An assumable mortgage is a mortgage that a buyer can take over from a seller. Instead of getting a mortgage themselves, the buyer can assume the mortgage that the seller already has in place. The lender has to approve the assumption, but it's an option in some situations.

Mortgage

Requirements

There are requirements for an assumable mortgage that buyers must be ready to fulfill. Basic requirements include the buyer agreeing to make all future payments, the buyer's creditworthiness meeting the lender's guidelines, and the lender being on board with the transaction. In addition, there may be other requirements depending on the type of mortgage.

Both FHA and VA loans are assumable, each with their own requirements. For example, each has its own income and debt-to-income ratio requirements as well as a creditworthiness requirement. Not everyone can qualify for a FHA or VA loan, and buyers must keep that in mind when considering assuming a mortgage.

Examples

Keelan and Tisha realized early on that they couldn't afford the higher interest rates they were facing. They didn't want their dream home to get away from them, so they asked their lender if the mortgage was assumable. The realtor found out that it was, so Keelan and Tisha decided to assume the existing mortgage instead of getting their own.

The existing mortgage was a VA loan. Fortunately for Keelan and Tisha, Keelan was a veteran and therefore eligible for a VA loan. They applied to assume the mortgage. Their credit scores were great and their debt-to-income ratio was well below the guidelines. Their dreams came true when they were able to assume the existing mortgage and move into their dream home.

Tabie was new to town and found a cute little house for sale. She was a single mother with three children. Recently, she had gone through nursing school but was unable to obtain her RN license. Instead, she was stuck with her LVN license and a lower income. Her credit wasn't great due to a divorce. The house fit all of her needs and she really wanted it for her children. What could she do?

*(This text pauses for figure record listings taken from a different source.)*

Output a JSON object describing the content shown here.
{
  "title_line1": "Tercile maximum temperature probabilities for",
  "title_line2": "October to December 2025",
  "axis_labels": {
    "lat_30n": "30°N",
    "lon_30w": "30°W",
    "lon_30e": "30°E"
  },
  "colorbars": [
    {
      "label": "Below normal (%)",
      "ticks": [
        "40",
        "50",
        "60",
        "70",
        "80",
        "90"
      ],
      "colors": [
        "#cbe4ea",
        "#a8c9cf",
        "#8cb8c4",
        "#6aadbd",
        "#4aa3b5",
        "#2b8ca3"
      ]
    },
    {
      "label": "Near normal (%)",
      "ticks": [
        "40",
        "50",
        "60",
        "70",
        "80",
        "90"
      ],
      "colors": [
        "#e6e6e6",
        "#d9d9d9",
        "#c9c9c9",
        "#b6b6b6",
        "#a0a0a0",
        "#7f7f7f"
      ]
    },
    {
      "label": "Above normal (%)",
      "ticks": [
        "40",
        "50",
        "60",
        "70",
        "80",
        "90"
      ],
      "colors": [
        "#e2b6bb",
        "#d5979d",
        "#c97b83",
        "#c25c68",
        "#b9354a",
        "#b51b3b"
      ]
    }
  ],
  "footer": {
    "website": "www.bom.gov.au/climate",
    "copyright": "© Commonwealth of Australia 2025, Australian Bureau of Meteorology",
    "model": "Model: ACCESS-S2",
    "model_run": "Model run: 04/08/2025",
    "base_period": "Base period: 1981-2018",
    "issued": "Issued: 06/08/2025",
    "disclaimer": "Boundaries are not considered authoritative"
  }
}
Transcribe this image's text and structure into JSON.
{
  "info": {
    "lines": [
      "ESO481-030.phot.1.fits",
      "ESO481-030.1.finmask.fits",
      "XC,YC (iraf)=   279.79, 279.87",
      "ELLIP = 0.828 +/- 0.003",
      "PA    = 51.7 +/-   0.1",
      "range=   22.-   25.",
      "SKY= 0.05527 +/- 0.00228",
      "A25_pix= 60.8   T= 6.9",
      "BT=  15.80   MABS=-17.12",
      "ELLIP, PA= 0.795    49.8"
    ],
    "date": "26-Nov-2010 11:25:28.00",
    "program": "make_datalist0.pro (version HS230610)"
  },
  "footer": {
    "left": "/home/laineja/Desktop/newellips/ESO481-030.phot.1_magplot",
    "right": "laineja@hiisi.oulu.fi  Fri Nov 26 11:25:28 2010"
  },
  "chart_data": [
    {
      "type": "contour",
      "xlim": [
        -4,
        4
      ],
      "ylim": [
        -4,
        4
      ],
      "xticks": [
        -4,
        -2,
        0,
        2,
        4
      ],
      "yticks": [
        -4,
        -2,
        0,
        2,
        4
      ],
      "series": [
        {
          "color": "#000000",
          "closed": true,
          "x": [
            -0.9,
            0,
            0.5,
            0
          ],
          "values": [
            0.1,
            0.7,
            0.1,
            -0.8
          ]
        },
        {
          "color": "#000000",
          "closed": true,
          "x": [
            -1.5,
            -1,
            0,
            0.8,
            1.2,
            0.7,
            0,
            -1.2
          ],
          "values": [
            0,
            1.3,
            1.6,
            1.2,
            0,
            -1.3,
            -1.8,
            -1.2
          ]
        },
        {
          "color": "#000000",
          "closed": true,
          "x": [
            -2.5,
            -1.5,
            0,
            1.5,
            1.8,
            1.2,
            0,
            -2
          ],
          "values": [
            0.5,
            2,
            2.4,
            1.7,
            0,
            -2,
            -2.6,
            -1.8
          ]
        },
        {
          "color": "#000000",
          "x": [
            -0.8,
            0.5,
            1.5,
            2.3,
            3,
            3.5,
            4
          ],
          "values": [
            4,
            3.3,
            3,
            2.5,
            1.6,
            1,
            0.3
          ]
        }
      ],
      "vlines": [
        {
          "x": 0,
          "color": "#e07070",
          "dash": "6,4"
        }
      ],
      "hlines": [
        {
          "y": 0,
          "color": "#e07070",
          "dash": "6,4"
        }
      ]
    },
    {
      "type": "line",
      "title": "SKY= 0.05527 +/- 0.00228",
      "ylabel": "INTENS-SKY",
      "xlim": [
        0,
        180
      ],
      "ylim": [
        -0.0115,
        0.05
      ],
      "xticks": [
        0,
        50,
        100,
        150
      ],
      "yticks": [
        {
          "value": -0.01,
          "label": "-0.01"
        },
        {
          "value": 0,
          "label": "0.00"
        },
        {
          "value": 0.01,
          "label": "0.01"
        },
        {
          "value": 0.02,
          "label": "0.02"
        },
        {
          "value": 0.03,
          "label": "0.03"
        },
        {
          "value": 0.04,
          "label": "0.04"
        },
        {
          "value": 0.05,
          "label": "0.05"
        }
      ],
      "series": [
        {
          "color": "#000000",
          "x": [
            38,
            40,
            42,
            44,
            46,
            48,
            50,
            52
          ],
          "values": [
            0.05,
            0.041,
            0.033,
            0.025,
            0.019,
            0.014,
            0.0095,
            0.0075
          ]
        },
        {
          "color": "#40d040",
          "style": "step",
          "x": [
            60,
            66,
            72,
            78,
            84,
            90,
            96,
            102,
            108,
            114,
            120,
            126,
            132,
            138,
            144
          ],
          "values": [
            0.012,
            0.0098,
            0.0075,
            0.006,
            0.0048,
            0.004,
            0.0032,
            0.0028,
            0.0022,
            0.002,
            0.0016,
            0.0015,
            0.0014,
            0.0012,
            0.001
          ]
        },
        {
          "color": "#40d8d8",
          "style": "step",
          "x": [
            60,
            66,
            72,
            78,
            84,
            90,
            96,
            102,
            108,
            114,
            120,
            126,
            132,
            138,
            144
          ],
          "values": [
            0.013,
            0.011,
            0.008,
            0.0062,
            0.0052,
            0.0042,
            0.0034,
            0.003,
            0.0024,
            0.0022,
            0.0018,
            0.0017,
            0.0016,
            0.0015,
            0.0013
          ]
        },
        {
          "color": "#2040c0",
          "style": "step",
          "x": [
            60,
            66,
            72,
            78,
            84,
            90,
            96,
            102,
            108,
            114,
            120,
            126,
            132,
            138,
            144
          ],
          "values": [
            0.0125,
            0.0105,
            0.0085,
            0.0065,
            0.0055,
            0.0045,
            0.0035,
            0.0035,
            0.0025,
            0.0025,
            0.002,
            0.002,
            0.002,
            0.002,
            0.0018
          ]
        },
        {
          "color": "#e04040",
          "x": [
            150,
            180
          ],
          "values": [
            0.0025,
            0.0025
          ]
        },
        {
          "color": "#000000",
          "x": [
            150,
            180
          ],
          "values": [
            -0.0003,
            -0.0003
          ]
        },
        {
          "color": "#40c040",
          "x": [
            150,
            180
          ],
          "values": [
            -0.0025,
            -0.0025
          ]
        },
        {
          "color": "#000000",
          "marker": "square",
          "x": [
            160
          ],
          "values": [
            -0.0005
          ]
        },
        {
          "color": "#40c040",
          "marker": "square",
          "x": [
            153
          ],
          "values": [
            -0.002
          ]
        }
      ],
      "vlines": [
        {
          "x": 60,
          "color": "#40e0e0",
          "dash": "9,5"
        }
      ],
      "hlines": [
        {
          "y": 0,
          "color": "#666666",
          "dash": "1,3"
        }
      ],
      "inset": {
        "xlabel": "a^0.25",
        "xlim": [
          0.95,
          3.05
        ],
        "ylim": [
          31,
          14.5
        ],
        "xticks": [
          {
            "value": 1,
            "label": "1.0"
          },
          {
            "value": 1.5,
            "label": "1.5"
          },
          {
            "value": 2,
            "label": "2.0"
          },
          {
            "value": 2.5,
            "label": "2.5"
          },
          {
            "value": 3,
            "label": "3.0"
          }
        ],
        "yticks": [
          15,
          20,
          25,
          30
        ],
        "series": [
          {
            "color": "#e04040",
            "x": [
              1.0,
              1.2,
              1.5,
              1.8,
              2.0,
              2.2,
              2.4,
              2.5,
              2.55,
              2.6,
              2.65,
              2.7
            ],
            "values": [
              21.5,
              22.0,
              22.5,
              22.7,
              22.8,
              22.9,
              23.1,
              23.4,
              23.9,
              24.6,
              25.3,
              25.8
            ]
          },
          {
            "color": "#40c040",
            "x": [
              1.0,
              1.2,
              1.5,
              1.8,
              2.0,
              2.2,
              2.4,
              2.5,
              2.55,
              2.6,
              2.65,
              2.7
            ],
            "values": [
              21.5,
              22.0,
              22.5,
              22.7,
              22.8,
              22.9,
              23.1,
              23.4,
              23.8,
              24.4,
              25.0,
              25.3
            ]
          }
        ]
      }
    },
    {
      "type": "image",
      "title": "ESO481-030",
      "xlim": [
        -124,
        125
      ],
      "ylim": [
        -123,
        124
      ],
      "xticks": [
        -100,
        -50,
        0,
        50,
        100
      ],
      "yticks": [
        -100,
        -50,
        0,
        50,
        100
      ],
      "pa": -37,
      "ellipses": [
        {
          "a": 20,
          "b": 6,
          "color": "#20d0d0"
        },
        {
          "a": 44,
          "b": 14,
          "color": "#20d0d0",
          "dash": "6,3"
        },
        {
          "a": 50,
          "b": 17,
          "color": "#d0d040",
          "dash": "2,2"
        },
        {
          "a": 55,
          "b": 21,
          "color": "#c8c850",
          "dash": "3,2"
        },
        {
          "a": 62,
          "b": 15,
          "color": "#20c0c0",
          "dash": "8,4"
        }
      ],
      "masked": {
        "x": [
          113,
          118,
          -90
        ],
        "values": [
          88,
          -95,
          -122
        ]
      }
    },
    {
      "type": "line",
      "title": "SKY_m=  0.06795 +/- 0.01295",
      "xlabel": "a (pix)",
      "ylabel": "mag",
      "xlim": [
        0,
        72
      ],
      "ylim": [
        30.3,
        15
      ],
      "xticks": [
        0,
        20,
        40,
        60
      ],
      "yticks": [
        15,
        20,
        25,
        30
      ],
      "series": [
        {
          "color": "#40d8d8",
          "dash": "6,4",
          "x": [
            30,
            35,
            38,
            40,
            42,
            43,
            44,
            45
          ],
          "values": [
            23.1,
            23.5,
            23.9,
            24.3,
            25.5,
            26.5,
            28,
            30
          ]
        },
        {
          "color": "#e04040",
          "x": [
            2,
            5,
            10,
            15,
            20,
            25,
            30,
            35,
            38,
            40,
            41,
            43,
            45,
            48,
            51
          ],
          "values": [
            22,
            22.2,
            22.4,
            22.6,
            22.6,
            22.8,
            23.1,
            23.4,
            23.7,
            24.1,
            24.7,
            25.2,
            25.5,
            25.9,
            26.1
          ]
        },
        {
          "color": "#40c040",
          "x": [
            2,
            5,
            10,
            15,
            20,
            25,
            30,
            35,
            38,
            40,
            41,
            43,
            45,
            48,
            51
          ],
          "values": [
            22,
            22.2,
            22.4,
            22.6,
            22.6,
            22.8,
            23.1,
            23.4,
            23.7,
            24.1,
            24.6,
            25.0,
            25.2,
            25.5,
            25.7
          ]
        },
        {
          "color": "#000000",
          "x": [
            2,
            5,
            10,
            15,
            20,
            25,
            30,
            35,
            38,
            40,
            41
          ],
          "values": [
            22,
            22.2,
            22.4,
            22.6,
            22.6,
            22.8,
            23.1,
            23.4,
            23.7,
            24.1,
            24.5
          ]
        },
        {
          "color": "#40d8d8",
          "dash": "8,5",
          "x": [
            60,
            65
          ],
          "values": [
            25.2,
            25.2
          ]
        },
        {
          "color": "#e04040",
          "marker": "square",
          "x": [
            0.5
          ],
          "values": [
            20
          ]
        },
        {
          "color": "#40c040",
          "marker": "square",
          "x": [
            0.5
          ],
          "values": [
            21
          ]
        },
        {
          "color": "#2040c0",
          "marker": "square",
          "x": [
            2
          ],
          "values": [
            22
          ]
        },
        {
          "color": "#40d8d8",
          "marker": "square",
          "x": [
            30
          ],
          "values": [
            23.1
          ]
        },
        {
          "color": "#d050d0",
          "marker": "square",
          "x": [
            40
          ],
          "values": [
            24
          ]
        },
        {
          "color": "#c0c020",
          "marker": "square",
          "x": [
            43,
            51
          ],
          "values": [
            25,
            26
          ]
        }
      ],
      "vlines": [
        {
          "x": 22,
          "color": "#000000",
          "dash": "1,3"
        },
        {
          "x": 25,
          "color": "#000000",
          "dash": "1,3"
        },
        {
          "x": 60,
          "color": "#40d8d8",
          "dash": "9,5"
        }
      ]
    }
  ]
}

After speaking to a mortgage lender, Tabie decided to try to assume the existing mortgage on the home. It was a FHA loan. For a week, she worried about whether or not she would be approved. Unfortunately for Tabie, she was not approved. Her credit score was too low and her debt-to-income ratio was too high. She was stuck renting a home until she could pay some bills off and repair her credit. She didn't meet the creditworthiness or debt-to-income guidelines of the lender, so she didn't have access to the money needed to buy the home she wanted.